When a matrix represents a physical system in the real world, diagonalizing that matrix means finding the ground state of the system.
“We use diagonalization to compute the energy landscape of a wide range of physical systems,” Yoshioka said. “Not only in physics, but also in chemistry, mathematics, and even machine learning. We always want to use this diagonalization to investigate the important qualities of the quantum system.”
Until a few years ago, the go-to quantum method for finding the ground state of a system was a heuristic approach called the variational quantum eigensolver (VQE). However, VQE is difficult to scale, and does not always successfully deliver a solution to a problem.
Researchers kept looking for good quantum methods for solving linear algebra problems, with good reason: Diagonalization can be extremely difficult for very complex, multi-dimensional problems—the sort that come up when simulating complex many-body physical systems like large molecules in chemistry—but the results can be valuable.
In 1931, Russian engineer and mathematician Aleksey Krylov developed a technique that makes this faster and easier by cleverly constructing subspaces—parts of the matrix—that capture its important features. Using these Krylov subspaces, and making a few modest assumptions about the matrix, enables a calculation that converges to the correct result.
Yoshioka and Mezzacapo looked at the Krylov method for a potentially more efficient, exact alternative that will always “converge” on a solution. In their approach, the mechanics of the quantum computer take on the computational load of the most classically difficult parts of performing Krylov diagonalization: generating the Krylov subspaces. It turns out that the time-evolution of qubits involves analogous operations to those used to classically generate Krylov subspaces. As the qubits—which are set up to represent mathematical operators from Krylov subspaces—evolve over time, they help solve the problem exactly. Combined with advanced error mitigation techniques, KQD could deliver far better, more precise results than VQE.
At the same time as Yoshioka, Mezzacapo, and their colleagues were developing KQD, other teams of researchers developed a different approach to solving linear algebra problems on quantum computers called sample-based quantum diagonalization (SQD). KQD tends to be best for condensed matter problems, and SQD for chemistry problems. Both methods have led to dramatic improvements in the ability of quantum computers to find the ground states of complex systems.
Researchers combined KQD and SQD to create SKQD. In SKQD, the problem is broken up into Krylov subspaces, then those subspaces are sampled to quickly find solutions.
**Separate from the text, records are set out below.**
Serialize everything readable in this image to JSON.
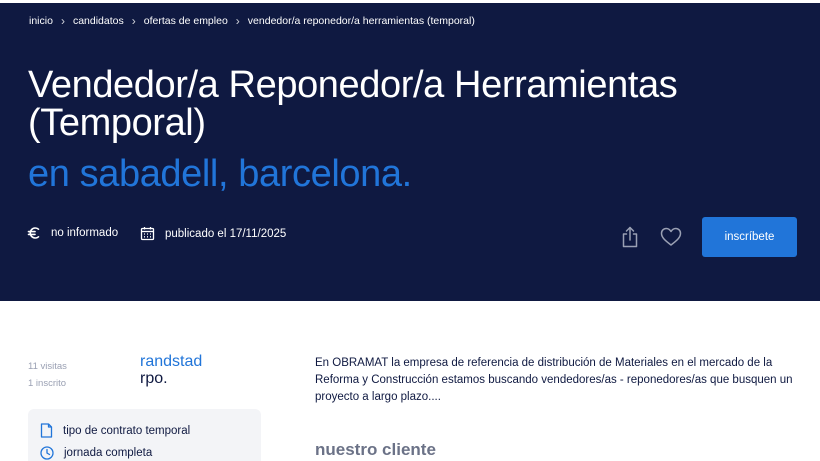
{
  "breadcrumb": {
    "items": [
      "inicio",
      "candidatos",
      "ofertas de empleo",
      "vendedor/a reponedor/a herramientas (temporal)"
    ],
    "separator": "›"
  },
  "job": {
    "title": "Vendedor/a Reponedor/a Herramientas (Temporal)",
    "location": "en sabadell, barcelona.",
    "salary": "no informado",
    "published": "publicado el 17/11/2025"
  },
  "actions": {
    "apply_label": "inscríbete",
    "share_icon": "share-icon",
    "favorite_icon": "heart-icon"
  },
  "stats": {
    "visits": "11 visitas",
    "enrolled": "1 inscrito"
  },
  "company": {
    "line1": "randstad",
    "line2": "rpo."
  },
  "features": [
    {
      "icon": "document-icon",
      "label": "tipo de contrato temporal"
    },
    {
      "icon": "clock-icon",
      "label": "jornada completa"
    }
  ],
  "description": "En OBRAMAT la empresa de referencia de distribución de Materiales en el mercado de la Reforma y Construcción estamos buscando vendedores/as - reponedores/as que busquen un proyecto a largo plazo....",
  "section_title": "nuestro cliente",
  "colors": {
    "hero_bg": "#0f1941",
    "accent": "#2175d9",
    "text_dark": "#0f1941",
    "muted": "#9aa0b3"
  }
}
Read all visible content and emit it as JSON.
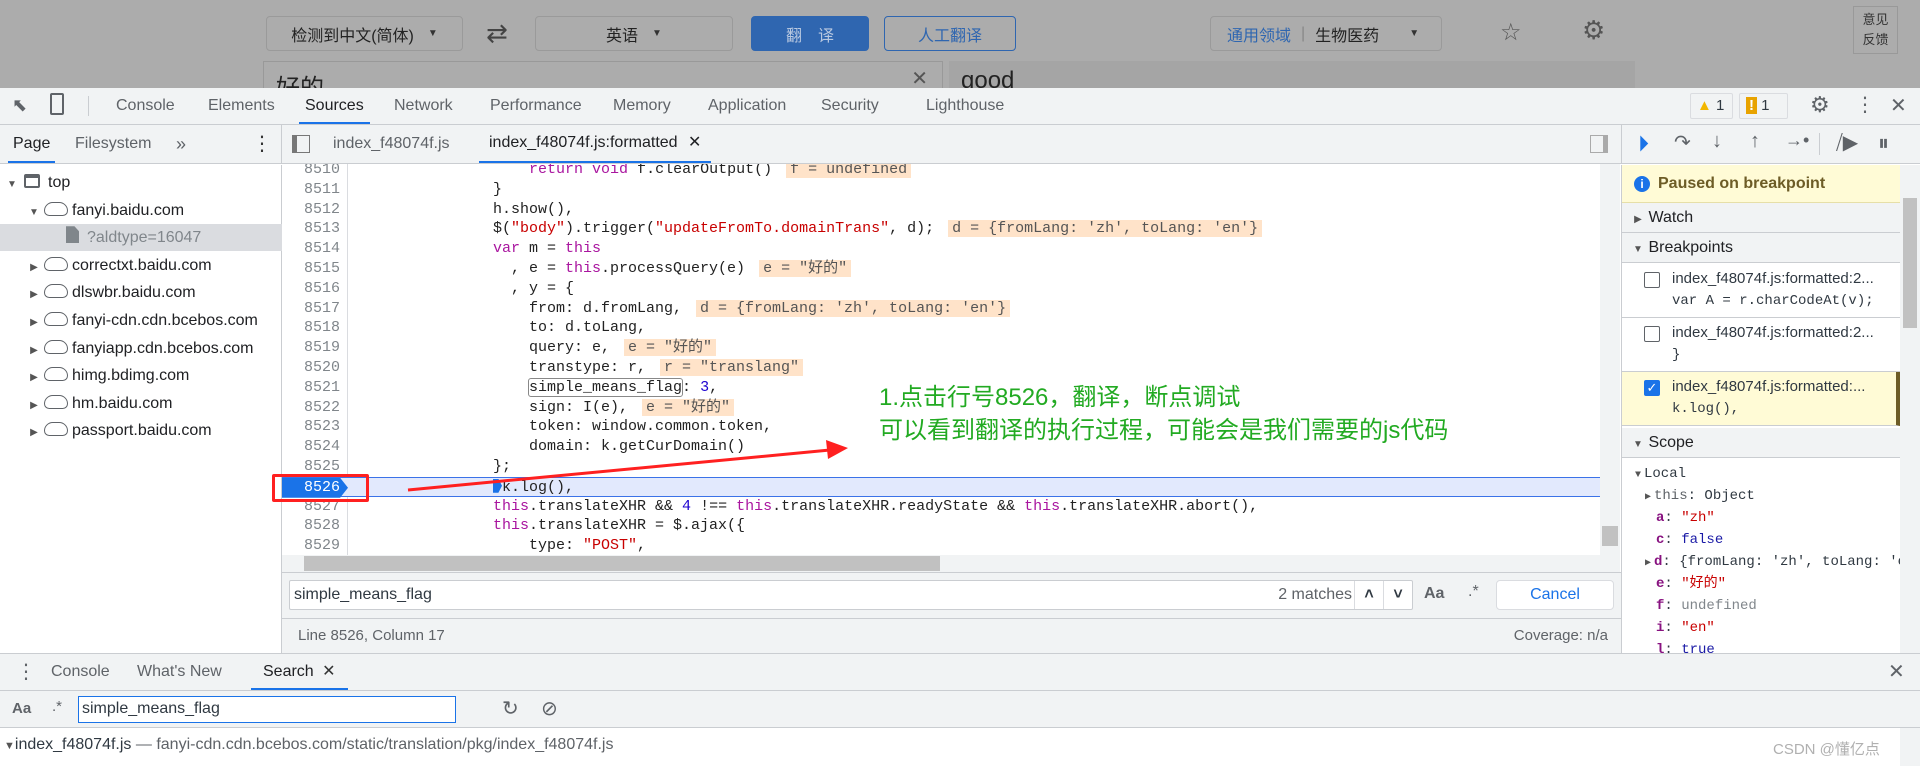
{
  "page": {
    "source_lang": "检测到中文(简体)",
    "swap_icon": "swap-arrows",
    "target_lang": "英语",
    "translate_button": "翻　译",
    "human_translate_button": "人工翻译",
    "domain_general": "通用领域",
    "domain_selected": "生物医药",
    "feedback_button": "意见\n反馈",
    "input_text": "好的",
    "output_text": "good"
  },
  "devtools": {
    "tabs": [
      "Console",
      "Elements",
      "Sources",
      "Network",
      "Performance",
      "Memory",
      "Application",
      "Security",
      "Lighthouse"
    ],
    "active_tab": "Sources",
    "warnings_count": "1",
    "issues_count": "1",
    "navigator_tabs": [
      "Page",
      "Filesystem"
    ],
    "more_tabs": "»",
    "file_tabs": [
      "index_f48074f.js",
      "index_f48074f.js:formatted"
    ],
    "active_file_tab": "index_f48074f.js:formatted",
    "tree": [
      {
        "label": "top",
        "level": 0,
        "expanded": true,
        "icon": "frame"
      },
      {
        "label": "fanyi.baidu.com",
        "level": 1,
        "expanded": true,
        "icon": "cloud"
      },
      {
        "label": "?aldtype=16047",
        "level": 2,
        "icon": "file",
        "selected": true
      },
      {
        "label": "correctxt.baidu.com",
        "level": 1,
        "expanded": false,
        "icon": "cloud"
      },
      {
        "label": "dlswbr.baidu.com",
        "level": 1,
        "expanded": false,
        "icon": "cloud"
      },
      {
        "label": "fanyi-cdn.cdn.bcebos.com",
        "level": 1,
        "expanded": false,
        "icon": "cloud"
      },
      {
        "label": "fanyiapp.cdn.bcebos.com",
        "level": 1,
        "expanded": false,
        "icon": "cloud"
      },
      {
        "label": "himg.bdimg.com",
        "level": 1,
        "expanded": false,
        "icon": "cloud"
      },
      {
        "label": "hm.baidu.com",
        "level": 1,
        "expanded": false,
        "icon": "cloud"
      },
      {
        "label": "passport.baidu.com",
        "level": 1,
        "expanded": false,
        "icon": "cloud"
      }
    ],
    "code": [
      {
        "n": "8510",
        "t": [
          [
            "    ",
            ""
          ],
          [
            "return",
            "kw"
          ],
          [
            " ",
            ""
          ],
          [
            "void",
            "kw"
          ],
          [
            " f.clearOutput()",
            ""
          ]
        ],
        "anno": "f = undefined"
      },
      {
        "n": "8511",
        "t": [
          [
            "}",
            ""
          ]
        ]
      },
      {
        "n": "8512",
        "t": [
          [
            "h.show(),",
            ""
          ]
        ]
      },
      {
        "n": "8513",
        "t": [
          [
            "$(",
            ""
          ],
          [
            "\"body\"",
            "str"
          ],
          [
            ").trigger(",
            ""
          ],
          [
            "\"updateFromTo.domainTrans\"",
            "str"
          ],
          [
            ", d);",
            ""
          ]
        ],
        "anno": "d = {fromLang: 'zh', toLang: 'en'}"
      },
      {
        "n": "8514",
        "t": [
          [
            "var",
            "kw"
          ],
          [
            " m = ",
            ""
          ],
          [
            "this",
            "kw"
          ]
        ]
      },
      {
        "n": "8515",
        "t": [
          [
            "  , e = ",
            ""
          ],
          [
            "this",
            "kw"
          ],
          [
            ".processQuery(e)",
            ""
          ]
        ],
        "anno": "e = \"好的\""
      },
      {
        "n": "8516",
        "t": [
          [
            "  , y = {",
            ""
          ]
        ]
      },
      {
        "n": "8517",
        "t": [
          [
            "    from: d.fromLang,",
            ""
          ]
        ],
        "anno": "d = {fromLang: 'zh', toLang: 'en'}"
      },
      {
        "n": "8518",
        "t": [
          [
            "    to: d.toLang,",
            ""
          ]
        ]
      },
      {
        "n": "8519",
        "t": [
          [
            "    query: e,",
            ""
          ]
        ],
        "anno": "e = \"好的\""
      },
      {
        "n": "8520",
        "t": [
          [
            "    transtype: r,",
            ""
          ]
        ],
        "anno": "r = \"translang\""
      },
      {
        "n": "8521",
        "t": [
          [
            "    ",
            ""
          ],
          [
            "simple_means_flag",
            "match"
          ],
          [
            ": ",
            ""
          ],
          [
            "3",
            "num"
          ],
          [
            ",",
            ""
          ]
        ]
      },
      {
        "n": "8522",
        "t": [
          [
            "    sign: I(e),",
            ""
          ]
        ],
        "anno": "e = \"好的\""
      },
      {
        "n": "8523",
        "t": [
          [
            "    token: window.common.token,",
            ""
          ]
        ]
      },
      {
        "n": "8524",
        "t": [
          [
            "    domain: k.getCurDomain()",
            ""
          ]
        ]
      },
      {
        "n": "8525",
        "t": [
          [
            "};",
            ""
          ]
        ]
      },
      {
        "n": "8526",
        "t": [
          [
            "k.log(),",
            ""
          ]
        ],
        "current": true
      },
      {
        "n": "8527",
        "t": [
          [
            "this",
            "kw"
          ],
          [
            ".translateXHR && ",
            ""
          ],
          [
            "4",
            "num"
          ],
          [
            " !== ",
            ""
          ],
          [
            "this",
            "kw"
          ],
          [
            ".translateXHR.readyState && ",
            ""
          ],
          [
            "this",
            "kw"
          ],
          [
            ".translateXHR.abort(),",
            ""
          ]
        ]
      },
      {
        "n": "8528",
        "t": [
          [
            "this",
            "kw"
          ],
          [
            ".translateXHR = $.ajax({",
            ""
          ]
        ]
      },
      {
        "n": "8529",
        "t": [
          [
            "    type: ",
            ""
          ],
          [
            "\"POST\"",
            "str"
          ],
          [
            ",",
            ""
          ]
        ]
      }
    ],
    "annotation_note": [
      "1.点击行号8526，翻译，断点调试",
      "可以看到翻译的执行过程，可能会是我们需要的js代码"
    ],
    "find": {
      "value": "simple_means_flag",
      "matches": "2 matches",
      "case_label": "Aa",
      "regex_label": ".*",
      "cancel": "Cancel"
    },
    "status": {
      "position": "Line 8526, Column 17",
      "coverage": "Coverage: n/a"
    },
    "debugger": {
      "paused": "Paused on breakpoint",
      "watch": "Watch",
      "breakpoints_header": "Breakpoints",
      "breakpoints": [
        {
          "file": "index_f48074f.js:formatted:2...",
          "code": "var A = r.charCodeAt(v);",
          "checked": false
        },
        {
          "file": "index_f48074f.js:formatted:2...",
          "code": "}",
          "checked": false
        },
        {
          "file": "index_f48074f.js:formatted:...",
          "code": "k.log(),",
          "checked": true
        }
      ],
      "scope_header": "Scope",
      "local": "Local",
      "scope": [
        {
          "k": "this",
          "v": "Object",
          "type": "obj",
          "expandable": true
        },
        {
          "k": "a",
          "v": "\"zh\"",
          "type": "str"
        },
        {
          "k": "c",
          "v": "false",
          "type": "bool"
        },
        {
          "k": "d",
          "v": "{fromLang: 'zh', toLang: 'en'}",
          "type": "obj",
          "expandable": true
        },
        {
          "k": "e",
          "v": "\"好的\"",
          "type": "str"
        },
        {
          "k": "f",
          "v": "undefined",
          "type": "undef"
        },
        {
          "k": "i",
          "v": "\"en\"",
          "type": "str"
        },
        {
          "k": "l",
          "v": "true",
          "type": "bool"
        }
      ]
    },
    "drawer": {
      "tabs": [
        "Console",
        "What's New",
        "Search"
      ],
      "active": "Search",
      "case_label": "Aa",
      "regex_label": ".*",
      "query": "simple_means_flag",
      "result_file": "index_f48074f.js",
      "result_url": "— fanyi-cdn.cdn.bcebos.com/static/translation/pkg/index_f48074f.js"
    }
  },
  "watermark": "CSDN @懂亿点",
  "colors": {
    "accent": "#1a73e8",
    "annotation_red": "#ff2020",
    "annotation_green": "#22aa22",
    "paused_bg": "#fffbd6"
  }
}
This is one of the most promising avenues for quantum advantage in the near term.
How the University of Tokyo made itself a quantum leader
In 2020, IBM and the University of Tokyo partnered to advance quantum computing in Japan. In 2021, IBM installed an IBM Quantum System One in Kawasaki City.
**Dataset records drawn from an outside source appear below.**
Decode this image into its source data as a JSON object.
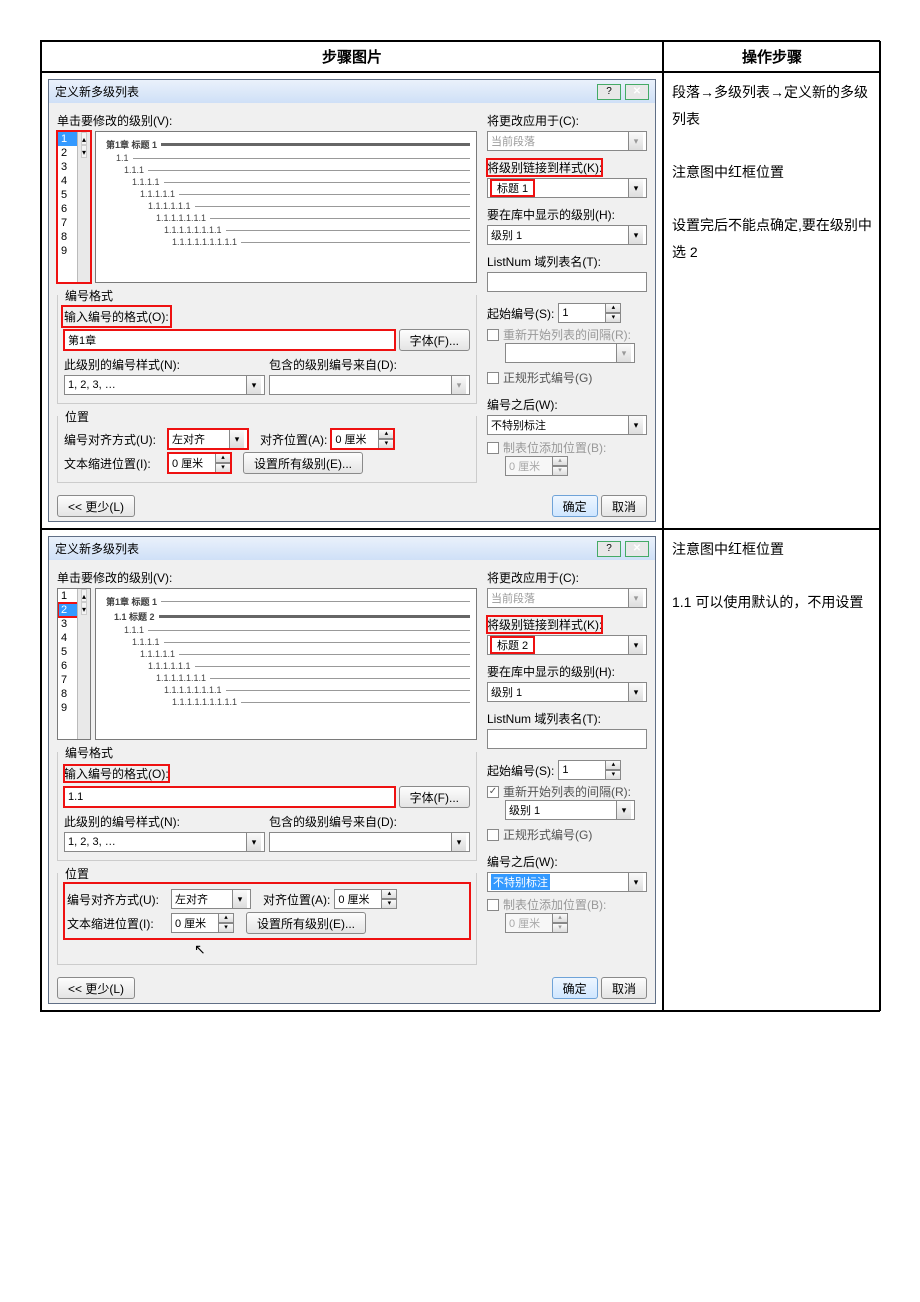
{
  "headers": {
    "left": "步骤图片",
    "right": "操作步骤"
  },
  "step1_text": [
    "段落→多级列表→定义新的多级列表",
    "",
    "注意图中红框位置",
    "",
    "设置完后不能点确定,要在级别中选 2"
  ],
  "step2_text": [
    "注意图中红框位置",
    "",
    "1.1 可以使用默认的，不用设置"
  ],
  "d1": {
    "title": "定义新多级列表",
    "click_label": "单击要修改的级别(V):",
    "levels": [
      "1",
      "2",
      "3",
      "4",
      "5",
      "6",
      "7",
      "8",
      "9"
    ],
    "sel_level": "1",
    "preview_top": "第1章 标题 1",
    "preview_items": [
      "1.1",
      "1.1.1",
      "1.1.1.1",
      "1.1.1.1.1",
      "1.1.1.1.1.1",
      "1.1.1.1.1.1.1",
      "1.1.1.1.1.1.1.1",
      "1.1.1.1.1.1.1.1.1"
    ],
    "numfmt_group": "编号格式",
    "numfmt_label": "输入编号的格式(O):",
    "numfmt_value": "第1章",
    "font_btn": "字体(F)...",
    "numstyle_label": "此级别的编号样式(N):",
    "numstyle_value": "1, 2, 3, …",
    "include_label": "包含的级别编号来自(D):",
    "include_value": "",
    "pos_group": "位置",
    "align_label": "编号对齐方式(U):",
    "align_value": "左对齐",
    "alignpos_label": "对齐位置(A):",
    "alignpos_value": "0 厘米",
    "indent_label": "文本缩进位置(I):",
    "indent_value": "0 厘米",
    "setall_btn": "设置所有级别(E)...",
    "apply_label": "将更改应用于(C):",
    "apply_value": "当前段落",
    "link_label": "将级别链接到样式(K):",
    "link_value": "标题 1",
    "show_label": "要在库中显示的级别(H):",
    "show_value": "级别 1",
    "listnum_label": "ListNum 域列表名(T):",
    "listnum_value": "",
    "start_label": "起始编号(S):",
    "start_value": "1",
    "restart_label": "重新开始列表的间隔(R):",
    "restart_chk": false,
    "restart_value": "",
    "legal_label": "正规形式编号(G)",
    "after_label": "编号之后(W):",
    "after_value": "不特别标注",
    "tab_label": "制表位添加位置(B):",
    "tab_value": "0 厘米",
    "less_btn": "<< 更少(L)",
    "ok_btn": "确定",
    "cancel_btn": "取消"
  },
  "d2": {
    "title": "定义新多级列表",
    "click_label": "单击要修改的级别(V):",
    "levels": [
      "1",
      "2",
      "3",
      "4",
      "5",
      "6",
      "7",
      "8",
      "9"
    ],
    "sel_level": "2",
    "preview_top1": "第1章 标题 1",
    "preview_top2": "1.1 标题 2",
    "preview_items": [
      "1.1.1",
      "1.1.1.1",
      "1.1.1.1.1",
      "1.1.1.1.1.1",
      "1.1.1.1.1.1.1",
      "1.1.1.1.1.1.1.1",
      "1.1.1.1.1.1.1.1.1"
    ],
    "numfmt_group": "编号格式",
    "numfmt_label": "输入编号的格式(O):",
    "numfmt_value": "1.1",
    "font_btn": "字体(F)...",
    "numstyle_label": "此级别的编号样式(N):",
    "numstyle_value": "1, 2, 3, …",
    "include_label": "包含的级别编号来自(D):",
    "include_value": "",
    "pos_group": "位置",
    "align_label": "编号对齐方式(U):",
    "align_value": "左对齐",
    "alignpos_label": "对齐位置(A):",
    "alignpos_value": "0 厘米",
    "indent_label": "文本缩进位置(I):",
    "indent_value": "0 厘米",
    "setall_btn": "设置所有级别(E)...",
    "apply_label": "将更改应用于(C):",
    "apply_value": "当前段落",
    "link_label": "将级别链接到样式(K):",
    "link_value": "标题 2",
    "show_label": "要在库中显示的级别(H):",
    "show_value": "级别 1",
    "listnum_label": "ListNum 域列表名(T):",
    "listnum_value": "",
    "start_label": "起始编号(S):",
    "start_value": "1",
    "restart_label": "重新开始列表的间隔(R):",
    "restart_chk": true,
    "restart_value": "级别 1",
    "legal_label": "正规形式编号(G)",
    "after_label": "编号之后(W):",
    "after_value": "不特别标注",
    "tab_label": "制表位添加位置(B):",
    "tab_value": "0 厘米",
    "less_btn": "<< 更少(L)",
    "ok_btn": "确定",
    "cancel_btn": "取消"
  }
}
IBM Quantum System One at University of Tokyo.
The University of Tokyo is home to many of the world’s most creative researchers. And they have made the best of the opportunity created through the IBM quantum partnership. As of this writing, Tokyo researchers have produced 64 quantum papers in collaboration with IBM, a remarkable rate of output in just a short period of time.
Koji Terashi, University of Tokyo physics professor, head of the IBM-UTokyo lab, and special advisor to the university president on quantum computing, said that the collaboration has driven interest in quantum computing both within and beyond the university itself.
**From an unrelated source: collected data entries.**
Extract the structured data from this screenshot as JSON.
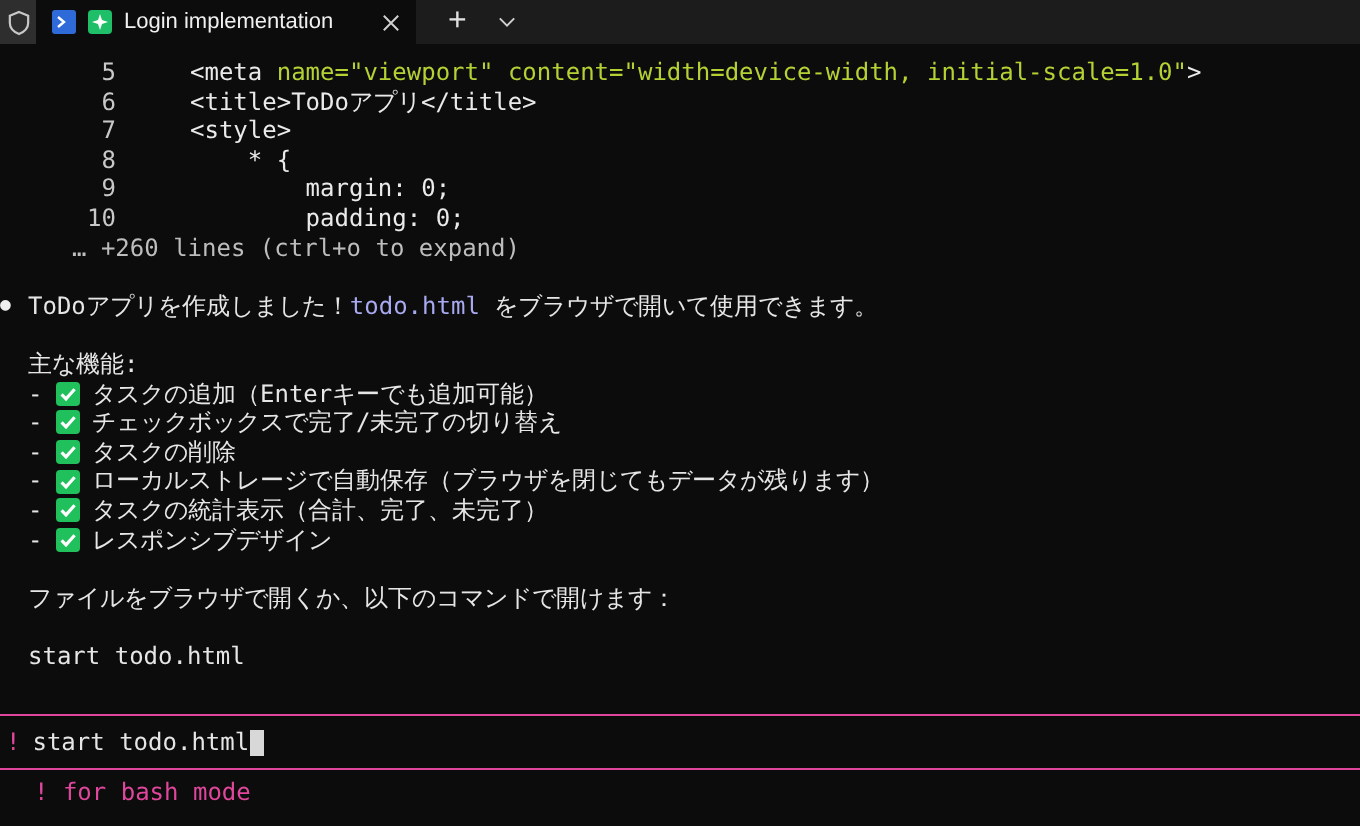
{
  "tab_bar": {
    "tabs": [
      {
        "title": "Login implementation",
        "selected": true
      }
    ],
    "new_tab": "+"
  },
  "code_lines": [
    {
      "number": "5",
      "segments": [
        {
          "kind": "tag",
          "text": "<meta "
        },
        {
          "kind": "attr",
          "text": "name=\"viewport\" content="
        },
        {
          "kind": "attr",
          "text": "\"width=device-width, initial-scale=1.0\""
        },
        {
          "kind": "tag",
          "text": ">"
        }
      ]
    },
    {
      "number": "6",
      "segments": [
        {
          "kind": "tag",
          "text": "<title>ToDoアプリ</title>"
        }
      ]
    },
    {
      "number": "7",
      "segments": [
        {
          "kind": "tag",
          "text": "<style>"
        }
      ]
    },
    {
      "number": "8",
      "segments": [
        {
          "kind": "tag",
          "text": "    * {"
        }
      ]
    },
    {
      "number": "9",
      "segments": [
        {
          "kind": "tag",
          "text": "        margin: 0;"
        }
      ]
    },
    {
      "number": "10",
      "segments": [
        {
          "kind": "tag",
          "text": "        padding: 0;"
        }
      ]
    }
  ],
  "collapsed_note": "… +260 lines (ctrl+o to expand)",
  "message": {
    "bullet": "●",
    "before": "ToDoアプリを作成しました！",
    "filename": "todo.html",
    "after": " をブラウザで開いて使用できます。"
  },
  "features_heading": "主な機能:",
  "features": [
    {
      "dash": "-",
      "text": "タスクの追加（Enterキーでも追加可能）"
    },
    {
      "dash": "-",
      "text": "チェックボックスで完了/未完了の切り替え"
    },
    {
      "dash": "-",
      "text": "タスクの削除"
    },
    {
      "dash": "-",
      "text": "ローカルストレージで自動保存（ブラウザを閉じてもデータが残ります）"
    },
    {
      "dash": "-",
      "text": "タスクの統計表示（合計、完了、未完了）"
    },
    {
      "dash": "-",
      "text": "レスポンシブデザイン"
    }
  ],
  "instruction": "ファイルをブラウザで開くか、以下のコマンドで開けます：",
  "command": "start todo.html",
  "input": {
    "prompt": "!",
    "value": "start todo.html"
  },
  "hint": "! for bash mode"
}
This is the result of the early and strong commitment the University of Tokyo and Japanese government made in quantum computing, supported by a strong societal interest in the technology.
“This success is driven by the unique strengths each side brings to the collaboration. The University of Tokyo offers deep theoretical insight and a vibrant academic environment, while IBM provides access to advanced quantum hardware, software, and a global network of quantum expertise. Together, they’ve created a dynamic ecosystem where fundamental research and practical innovation reinforce each other,” said Hiroshi Horii, the Head of IBM Quantum Japan and Senior Manager of Quantum-Centric Supercomputing SW.
The work of scalable quantum advantage is happening today at the University of Tokyo.